Today, I happened to visit with our high school principal.  He was outside, just up from the baseball fields—where two huge tents have been set up. 

“Those are for outdoor classrooms,” he told me.  “Teachers can use them whenever they feel it makes sense. 

“We got the sides for the tent, too,” he noted.  “Rain often comes down sideways, and it just seemed to make more sense, as long as we were already going for the expense of the tents.” 

We talked about the staff, and how pleased he was that so many were coming back.  We chatted about our children, too, as our kids are similar in age.  One of his daughters was all set to go back to college—until six days before move-in.  That’s when her school announced that they felt it safest to continue with virtual.

Friends are posting their first-day-of-school photos on Facebook, and we parents are all talking.  In Illinois, it’s masks (three times a day “mask-free break”), but in-person five days a week for my niece. 

In Massachusetts, they are completely virtual until at least October 23 in the western part of the state.  In the south, where my niece is, they hope to be back for four days a week, and then a week off, but only starting September 21st on.

In Wisconsin, kids are going back with no restrictions, buses running normally and sports continuing. 

 In Pennsylvania, it’s masks, but five days a week, in-person classes. 

Here in Vermont, we are looking at one day a week in-person for high schoolers (two for elementary), and the rest of the time on-line.  The high school principal said that it “seemed to be a good compromise for everyone”.

The silver lining in all this is not very clear to me. I am tired of adjusting, and I am ready for a return to some routine, something I can count on. 

I’m impressed by the determination our school staff are showing, addressing the complex situations as best as they can, responding to each community as they can.  In rural Illinois, Pennsylvania and Wisconsin, they are just not as concerned about the spread.

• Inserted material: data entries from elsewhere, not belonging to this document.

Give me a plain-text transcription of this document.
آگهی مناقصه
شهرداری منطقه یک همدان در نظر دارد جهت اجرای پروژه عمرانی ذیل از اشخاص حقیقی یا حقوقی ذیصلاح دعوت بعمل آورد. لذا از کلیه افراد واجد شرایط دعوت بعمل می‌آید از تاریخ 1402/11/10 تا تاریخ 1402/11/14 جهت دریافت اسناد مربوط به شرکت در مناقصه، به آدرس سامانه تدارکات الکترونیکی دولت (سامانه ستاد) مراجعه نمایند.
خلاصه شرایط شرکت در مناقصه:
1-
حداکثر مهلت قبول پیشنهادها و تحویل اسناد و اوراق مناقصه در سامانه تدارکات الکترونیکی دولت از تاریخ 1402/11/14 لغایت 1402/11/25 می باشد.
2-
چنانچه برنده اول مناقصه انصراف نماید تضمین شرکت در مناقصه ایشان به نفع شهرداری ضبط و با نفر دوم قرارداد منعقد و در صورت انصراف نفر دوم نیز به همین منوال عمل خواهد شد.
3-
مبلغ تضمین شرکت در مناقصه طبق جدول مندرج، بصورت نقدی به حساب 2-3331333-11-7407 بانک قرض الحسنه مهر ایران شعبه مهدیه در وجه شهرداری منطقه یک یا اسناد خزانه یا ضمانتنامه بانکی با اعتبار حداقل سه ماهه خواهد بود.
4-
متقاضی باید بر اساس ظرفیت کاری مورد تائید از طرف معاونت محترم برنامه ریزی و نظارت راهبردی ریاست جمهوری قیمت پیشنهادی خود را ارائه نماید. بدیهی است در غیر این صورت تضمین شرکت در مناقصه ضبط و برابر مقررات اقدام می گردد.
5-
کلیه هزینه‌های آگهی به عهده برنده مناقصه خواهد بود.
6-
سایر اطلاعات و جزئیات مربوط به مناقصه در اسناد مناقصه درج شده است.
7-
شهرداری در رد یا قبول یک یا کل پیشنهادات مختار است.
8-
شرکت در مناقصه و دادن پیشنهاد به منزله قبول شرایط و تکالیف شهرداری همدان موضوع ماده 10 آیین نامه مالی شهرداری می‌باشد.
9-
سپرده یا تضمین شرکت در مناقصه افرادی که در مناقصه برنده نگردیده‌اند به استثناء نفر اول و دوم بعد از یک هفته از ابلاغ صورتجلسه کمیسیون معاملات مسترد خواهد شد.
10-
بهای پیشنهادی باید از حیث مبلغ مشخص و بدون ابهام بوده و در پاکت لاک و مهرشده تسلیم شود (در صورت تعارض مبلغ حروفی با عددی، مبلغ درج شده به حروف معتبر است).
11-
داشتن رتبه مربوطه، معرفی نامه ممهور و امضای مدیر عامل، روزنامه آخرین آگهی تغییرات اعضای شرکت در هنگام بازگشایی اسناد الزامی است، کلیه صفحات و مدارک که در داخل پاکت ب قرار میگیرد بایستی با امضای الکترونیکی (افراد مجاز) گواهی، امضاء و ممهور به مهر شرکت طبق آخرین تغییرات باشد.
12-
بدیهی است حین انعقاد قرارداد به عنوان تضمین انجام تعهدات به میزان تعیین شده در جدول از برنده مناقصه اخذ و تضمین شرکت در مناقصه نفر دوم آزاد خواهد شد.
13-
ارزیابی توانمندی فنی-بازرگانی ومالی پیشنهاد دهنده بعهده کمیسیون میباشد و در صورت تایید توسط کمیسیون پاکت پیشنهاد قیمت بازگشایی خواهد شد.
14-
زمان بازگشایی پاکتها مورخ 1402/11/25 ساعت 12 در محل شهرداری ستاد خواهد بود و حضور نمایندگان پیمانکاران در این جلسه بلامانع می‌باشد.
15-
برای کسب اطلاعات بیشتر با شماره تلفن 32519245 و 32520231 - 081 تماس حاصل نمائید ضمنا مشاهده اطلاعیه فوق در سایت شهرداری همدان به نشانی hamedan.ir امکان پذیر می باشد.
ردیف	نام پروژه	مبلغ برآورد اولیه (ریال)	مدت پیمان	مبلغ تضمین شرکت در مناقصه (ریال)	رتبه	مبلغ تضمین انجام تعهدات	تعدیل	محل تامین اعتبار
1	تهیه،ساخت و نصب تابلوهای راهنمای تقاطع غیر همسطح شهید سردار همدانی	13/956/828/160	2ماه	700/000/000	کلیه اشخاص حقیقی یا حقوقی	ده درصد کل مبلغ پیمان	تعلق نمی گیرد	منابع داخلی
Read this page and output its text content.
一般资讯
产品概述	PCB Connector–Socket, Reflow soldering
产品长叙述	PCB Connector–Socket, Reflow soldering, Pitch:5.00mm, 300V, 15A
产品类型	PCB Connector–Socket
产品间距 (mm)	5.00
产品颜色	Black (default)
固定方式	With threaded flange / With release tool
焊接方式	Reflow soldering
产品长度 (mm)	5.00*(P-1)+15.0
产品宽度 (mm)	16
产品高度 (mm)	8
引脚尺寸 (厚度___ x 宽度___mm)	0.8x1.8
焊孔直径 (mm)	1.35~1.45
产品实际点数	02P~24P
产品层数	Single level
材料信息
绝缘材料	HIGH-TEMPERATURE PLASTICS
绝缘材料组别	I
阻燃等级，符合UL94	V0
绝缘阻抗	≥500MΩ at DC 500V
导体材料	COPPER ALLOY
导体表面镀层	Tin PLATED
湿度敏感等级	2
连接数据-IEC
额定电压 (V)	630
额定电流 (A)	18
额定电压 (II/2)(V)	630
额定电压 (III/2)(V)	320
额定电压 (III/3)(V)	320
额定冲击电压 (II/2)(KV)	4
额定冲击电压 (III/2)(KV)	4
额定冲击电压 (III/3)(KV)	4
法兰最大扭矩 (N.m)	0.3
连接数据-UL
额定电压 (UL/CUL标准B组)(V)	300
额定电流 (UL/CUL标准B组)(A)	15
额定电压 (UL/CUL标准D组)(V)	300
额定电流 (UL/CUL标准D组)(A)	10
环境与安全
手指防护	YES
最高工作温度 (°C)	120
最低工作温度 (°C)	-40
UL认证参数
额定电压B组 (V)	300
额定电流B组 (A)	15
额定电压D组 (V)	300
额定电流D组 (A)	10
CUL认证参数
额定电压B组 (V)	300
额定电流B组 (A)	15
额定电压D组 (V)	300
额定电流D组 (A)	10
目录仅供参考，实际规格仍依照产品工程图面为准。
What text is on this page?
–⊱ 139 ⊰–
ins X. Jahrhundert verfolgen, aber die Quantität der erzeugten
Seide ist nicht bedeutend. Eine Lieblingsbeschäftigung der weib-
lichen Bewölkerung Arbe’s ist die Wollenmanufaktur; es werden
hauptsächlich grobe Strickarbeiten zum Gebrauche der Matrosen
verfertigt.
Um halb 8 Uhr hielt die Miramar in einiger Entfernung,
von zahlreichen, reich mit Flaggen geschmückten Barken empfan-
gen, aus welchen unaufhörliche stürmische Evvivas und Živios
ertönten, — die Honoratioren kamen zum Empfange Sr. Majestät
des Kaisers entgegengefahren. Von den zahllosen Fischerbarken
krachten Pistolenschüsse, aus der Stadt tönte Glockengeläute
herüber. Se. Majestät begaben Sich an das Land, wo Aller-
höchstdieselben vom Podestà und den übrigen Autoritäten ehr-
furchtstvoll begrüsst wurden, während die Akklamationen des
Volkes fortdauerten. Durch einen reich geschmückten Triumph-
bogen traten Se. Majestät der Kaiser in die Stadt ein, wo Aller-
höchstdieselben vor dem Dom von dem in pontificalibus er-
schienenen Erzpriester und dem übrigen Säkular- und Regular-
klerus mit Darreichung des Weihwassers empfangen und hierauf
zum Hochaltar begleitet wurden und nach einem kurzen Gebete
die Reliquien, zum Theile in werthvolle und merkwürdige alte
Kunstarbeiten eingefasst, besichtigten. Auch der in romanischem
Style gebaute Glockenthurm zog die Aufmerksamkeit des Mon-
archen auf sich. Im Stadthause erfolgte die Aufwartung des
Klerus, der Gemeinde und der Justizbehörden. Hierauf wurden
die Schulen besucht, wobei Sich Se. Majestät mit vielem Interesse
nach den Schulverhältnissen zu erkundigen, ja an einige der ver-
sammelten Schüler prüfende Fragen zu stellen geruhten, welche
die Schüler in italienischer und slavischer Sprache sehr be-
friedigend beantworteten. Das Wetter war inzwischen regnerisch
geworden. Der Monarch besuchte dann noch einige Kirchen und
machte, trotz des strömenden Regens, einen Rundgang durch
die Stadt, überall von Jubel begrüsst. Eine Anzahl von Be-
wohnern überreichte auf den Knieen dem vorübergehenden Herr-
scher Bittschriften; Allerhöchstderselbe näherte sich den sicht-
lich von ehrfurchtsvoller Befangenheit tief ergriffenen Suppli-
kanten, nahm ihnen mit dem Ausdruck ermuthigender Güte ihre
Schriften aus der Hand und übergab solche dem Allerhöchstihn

Although our numbers continue to be “great” for our little state, we are always aware of our proximity to large urban centers.  (New York City is only a four-hour drive.)  It makes us wary.  It’s not hard to find people who have lost friends or relatives, even if we still remain largely untouched here.

Learning to put others’ safety before our own wishes… that’s the silver lining I am finding out of all of this.